Если за океаном перестала «работать» американская мечта, то в Европе оказался разорванным послевоенный «общественный договор». Наряду с противоречиями по линии север-юг в ЕС проявился антагонизм по линии запад-восток, отражавший в том числе оттаивание замороженного холодной войной исторического бодрствования стран Восточной Европы.
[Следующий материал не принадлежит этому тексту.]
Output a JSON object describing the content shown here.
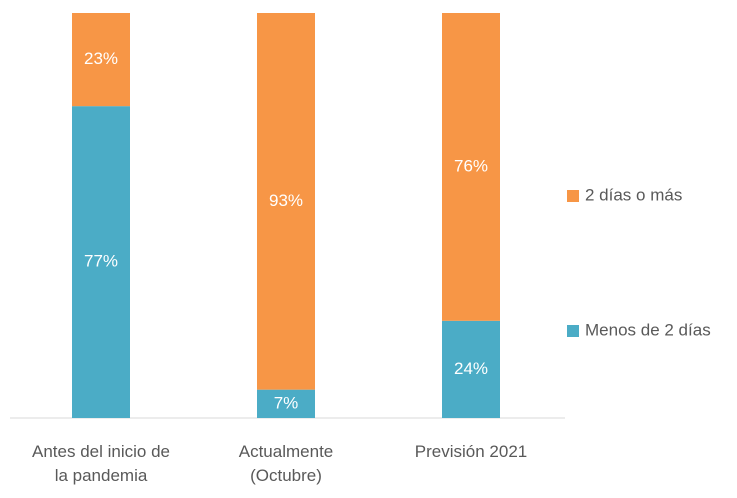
{
  "chart_data": {
    "type": "stacked_bar",
    "categories": [
      [
        "Antes del inicio de",
        "la pandemia"
      ],
      [
        "Actualmente",
        "(Octubre)"
      ],
      [
        "Previsión 2021"
      ]
    ],
    "series": [
      {
        "name": "Menos de 2 días",
        "color": "#4bacc6",
        "values": [
          77,
          7,
          24
        ],
        "value_labels": [
          "77%",
          "7%",
          "24%"
        ]
      },
      {
        "name": "2 días o más",
        "color": "#f79646",
        "values": [
          23,
          93,
          76
        ],
        "value_labels": [
          "23%",
          "93%",
          "76%"
        ]
      }
    ],
    "ylim": [
      0,
      100
    ],
    "legend": "right"
  }
}
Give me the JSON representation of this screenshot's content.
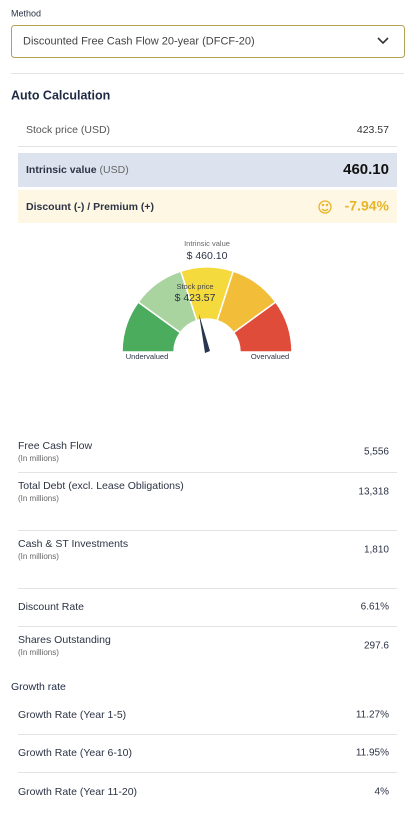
{
  "method": {
    "label": "Method",
    "selected": "Discounted Free Cash Flow 20-year (DFCF-20)"
  },
  "auto_calculation": {
    "title": "Auto Calculation",
    "stock_price": {
      "label": "Stock price",
      "unit": "(USD)",
      "value": "423.57"
    },
    "intrinsic_value": {
      "label": "Intrinsic value",
      "unit": "(USD)",
      "value": "460.10"
    },
    "discount_premium": {
      "label": "Discount (-) / Premium (+)",
      "value": "-7.94%"
    }
  },
  "gauge": {
    "intrinsic_label": "Intrinsic value",
    "intrinsic_value": "$ 460.10",
    "stock_label": "Stock price",
    "stock_value": "$ 423.57",
    "left_label": "Undervalued",
    "right_label": "Overvalued"
  },
  "inputs": [
    {
      "label": "Free Cash Flow",
      "note": "(In millions)",
      "value": "5,556"
    },
    {
      "label": "Total Debt (excl. Lease Obligations)",
      "note": "(In millions)",
      "value": "13,318"
    },
    {
      "label": "Cash & ST Investments",
      "note": "(In millions)",
      "value": "1,810"
    },
    {
      "label": "Discount Rate",
      "value": "6.61%"
    },
    {
      "label": "Shares Outstanding",
      "note": "(In millions)",
      "value": "297.6"
    }
  ],
  "growth": {
    "title": "Growth rate",
    "rows": [
      {
        "label": "Growth Rate (Year 1-5)",
        "value": "11.27%"
      },
      {
        "label": "Growth Rate (Year 6-10)",
        "value": "11.95%"
      },
      {
        "label": "Growth Rate (Year 11-20)",
        "value": "4%"
      }
    ]
  }
}
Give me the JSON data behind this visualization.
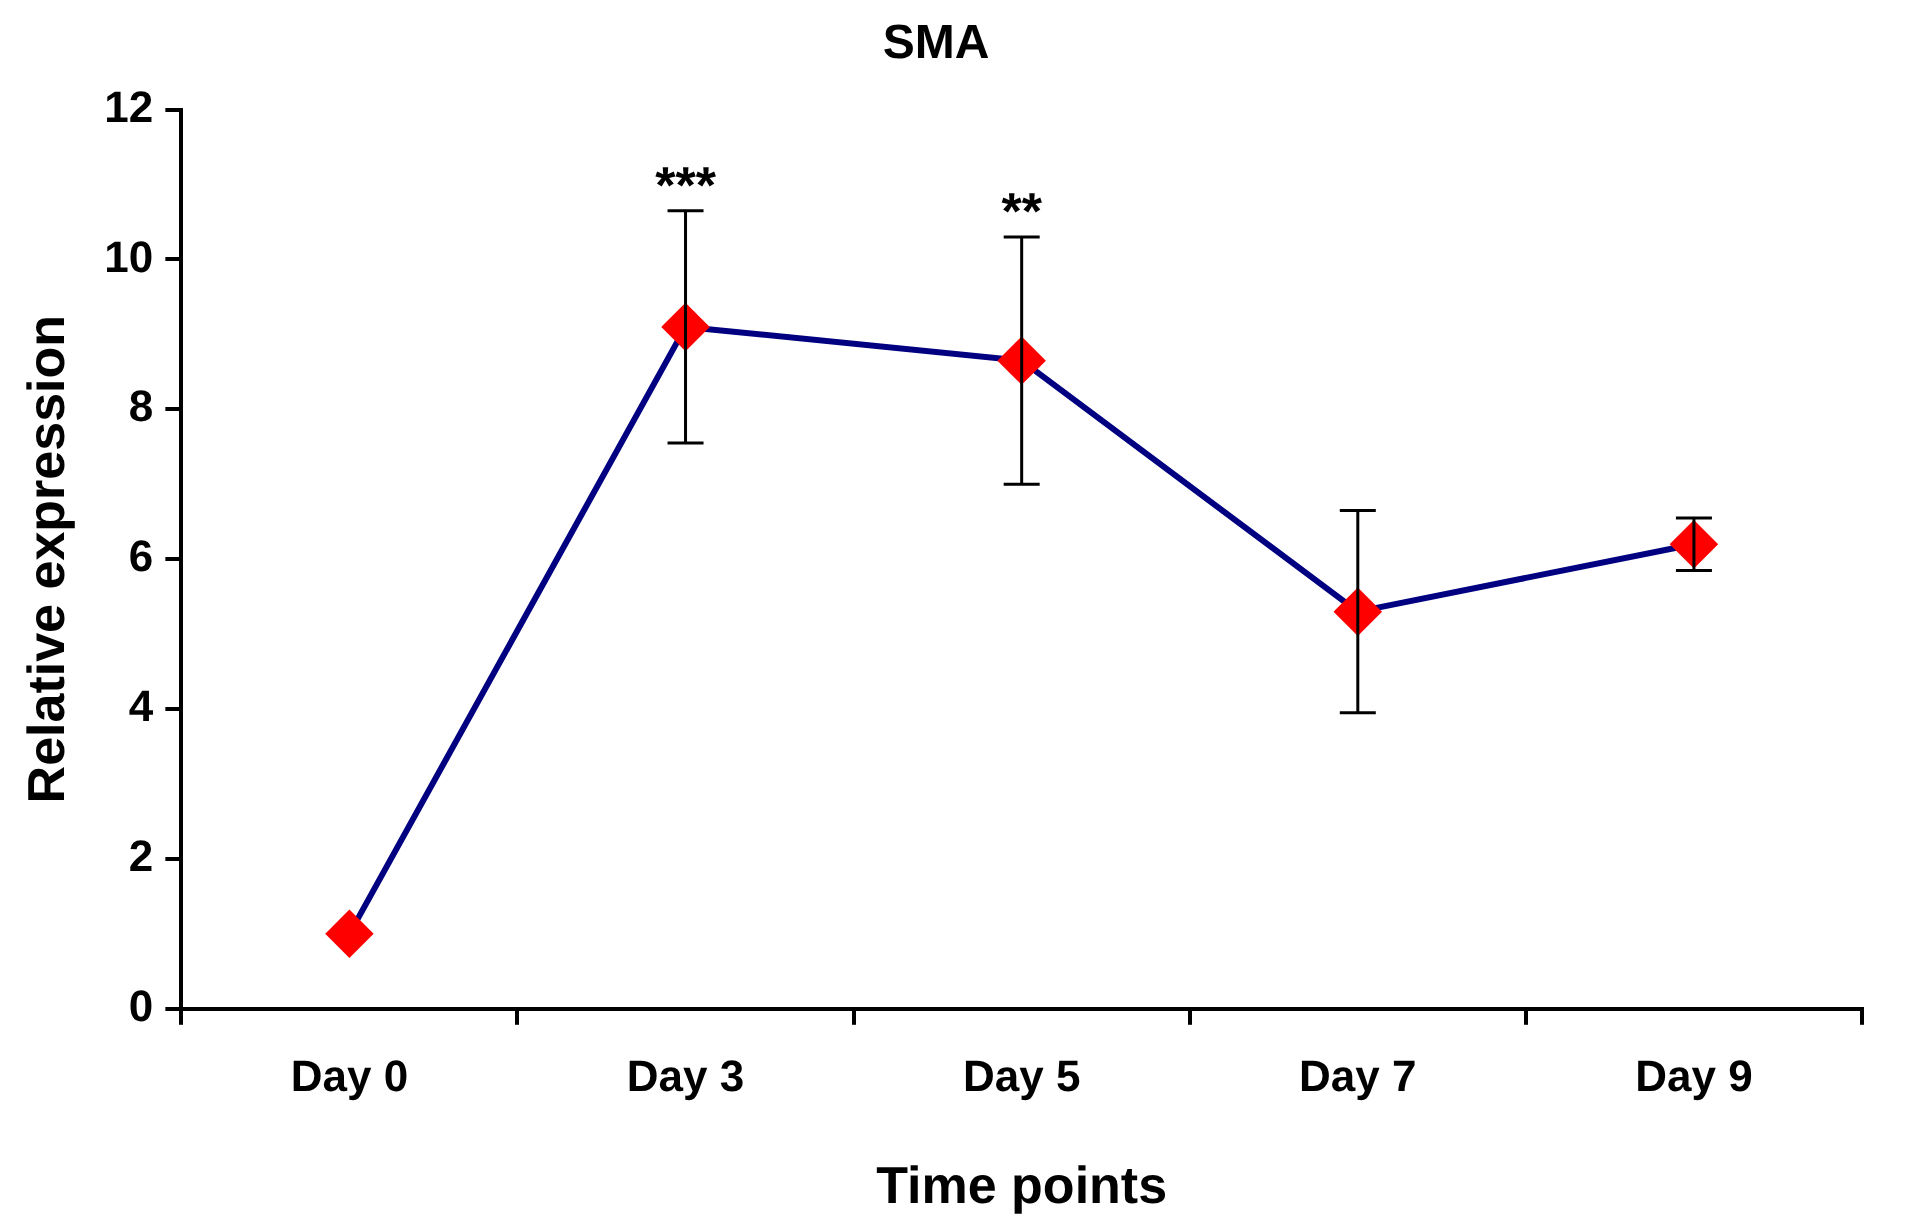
{
  "chart_data": {
    "type": "line",
    "title": "SMA",
    "xlabel": "Time points",
    "ylabel": "Relative expression",
    "categories": [
      "Day 0",
      "Day 3",
      "Day 5",
      "Day 7",
      "Day 9"
    ],
    "series": [
      {
        "color": "#000080",
        "colors": [
          "#ff0000",
          "#ff0000",
          "#ff0000",
          "#ff0000",
          "#ff0000"
        ],
        "values": [
          1.0,
          9.1,
          8.65,
          5.3,
          6.2
        ],
        "errors": [
          null,
          1.55,
          1.65,
          1.35,
          0.35
        ]
      }
    ],
    "ylim": [
      0,
      12
    ],
    "yticks": [
      0,
      2,
      4,
      6,
      8,
      10,
      12
    ],
    "marker": "diamond",
    "annotations": [
      {
        "text": "***",
        "x": "Day 3",
        "y": 10.65
      },
      {
        "text": "**",
        "x": "Day 5",
        "y": 10.3
      }
    ]
  }
}
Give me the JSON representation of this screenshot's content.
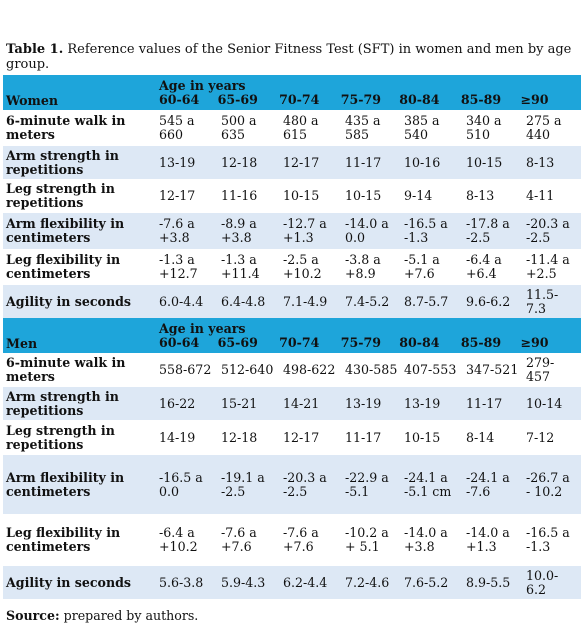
{
  "caption": {
    "label": "Table 1.",
    "text": " Reference values of the Senior Fitness Test (SFT) in women and men by age group."
  },
  "age_header": "Age in years",
  "age_groups": [
    "60-64",
    "65-69",
    "70-74",
    "75-79",
    "80-84",
    "85-89",
    "≥90"
  ],
  "women": {
    "title": "Women",
    "rows": [
      {
        "label": "6-minute walk in meters",
        "cells": [
          "545 a 660",
          "500 a 635",
          "480 a 615",
          "435 a 585",
          "385 a 540",
          "340 a 510",
          "275 a 440"
        ]
      },
      {
        "label": "Arm strength in repetitions",
        "cells": [
          "13-19",
          "12-18",
          "12-17",
          "11-17",
          "10-16",
          "10-15",
          "8-13"
        ]
      },
      {
        "label": "Leg strength in repetitions",
        "cells": [
          "12-17",
          "11-16",
          "10-15",
          "10-15",
          "9-14",
          "8-13",
          "4-11"
        ]
      },
      {
        "label": "Arm flexibility in centimeters",
        "cells": [
          "-7.6 a +3.8",
          "-8.9 a +3.8",
          "-12.7 a +1.3",
          "-14.0 a 0.0",
          "-16.5 a -1.3",
          "-17.8 a -2.5",
          "-20.3 a -2.5"
        ]
      },
      {
        "label": "Leg flexibility in centimeters",
        "cells": [
          "-1.3 a +12.7",
          "-1.3 a +11.4",
          "-2.5 a +10.2",
          "-3.8 a +8.9",
          "-5.1 a +7.6",
          "-6.4 a +6.4",
          "-11.4 a +2.5"
        ]
      },
      {
        "label": "Agility in seconds",
        "cells": [
          "6.0-4.4",
          "6.4-4.8",
          "7.1-4.9",
          "7.4-5.2",
          "8.7-5.7",
          "9.6-6.2",
          "11.5-7.3"
        ]
      }
    ]
  },
  "men": {
    "title": "Men",
    "rows": [
      {
        "label": "6-minute walk in meters",
        "cells": [
          "558-672",
          "512-640",
          "498-622",
          "430-585",
          "407-553",
          "347-521",
          "279-457"
        ]
      },
      {
        "label": "Arm strength in repetitions",
        "cells": [
          "16-22",
          "15-21",
          "14-21",
          "13-19",
          "13-19",
          "11-17",
          "10-14"
        ]
      },
      {
        "label": "Leg strength in repetitions",
        "cells": [
          "14-19",
          "12-18",
          "12-17",
          "11-17",
          "10-15",
          "8-14",
          "7-12"
        ]
      },
      {
        "label": "Arm flexibility in centimeters",
        "cells": [
          "-16.5 a 0.0",
          "-19.1 a -2.5",
          "-20.3 a -2.5",
          "-22.9 a -5.1",
          "-24.1 a -5.1 cm",
          "-24.1 a -7.6",
          "-26.7 a - 10.2"
        ]
      },
      {
        "label": "Leg flexibility in centimeters",
        "cells": [
          "-6.4 a +10.2",
          "-7.6 a +7.6",
          "-7.6 a +7.6",
          "-10.2 a + 5.1",
          "-14.0 a +3.8",
          "-14.0 a +1.3",
          "-16.5 a -1.3"
        ]
      },
      {
        "label": "Agility in seconds",
        "cells": [
          "5.6-3.8",
          "5.9-4.3",
          "6.2-4.4",
          "7.2-4.6",
          "7.6-5.2",
          "8.9-5.5",
          "10.0-6.2"
        ]
      }
    ]
  },
  "source": {
    "label": "Source:",
    "text": " prepared by authors."
  }
}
Выборы в Германии ничего не изменили в том плане, что кризис еврозоны чётко обозначил своего рода возобновление Германского вопроса в Европе, который, казалось бы, был закрыт с повторным объединением Германии. Если прежде угроза Европе исходила от германского милитаризма, то теперь — от слишком сильной в экономическом отношении Германии с её агрессивной экспортоориентированной моделью развития. Как показал греческий кризис, Германия отнюдь не готова платить за свою империю в форме еврозоны, а требуется ни много ни мало коллективизация суверенных долговых обязательств и гарантий банковских вкладов частных лиц. И это при том, что история с греческим кризисом и двуединая миграционно-террористическая угроза заставляют тех же англичан подозревать, что новый порядок в Европе будет германским. О возобновлении Германского вопроса в Европе пишет британский консервативный историк Н. Фергюсон (осел в Америке «под крылом» у неоконов). Англосаксы, которым не свойственно толковать сомнения в пользу немцев, вне всякой политкорректности отмечают, что негативные черты немецкого национального самосознания и добродетели немцев странным образом в равной мере разрушают Европу. Видимо, этот, мягко говоря, скептический взгляд на немцев будет всегда присутствовать в европейской политике. Только историкам, вызванным на Даунинг-стрит, удалось в свое время уговорить М. Тэтчер согласиться на повторное объединение Германии, которое, похоже, стало одной из причин нынешнего политического кризиса в ФРГ: урок из области социальной инженерии? Вполне возможно, что разрушение Договора о ракетах средней и меньшей дальности (ДРСМД) и возвращение американских ракет в Европу будет в равной мере нацелено против России и Германии.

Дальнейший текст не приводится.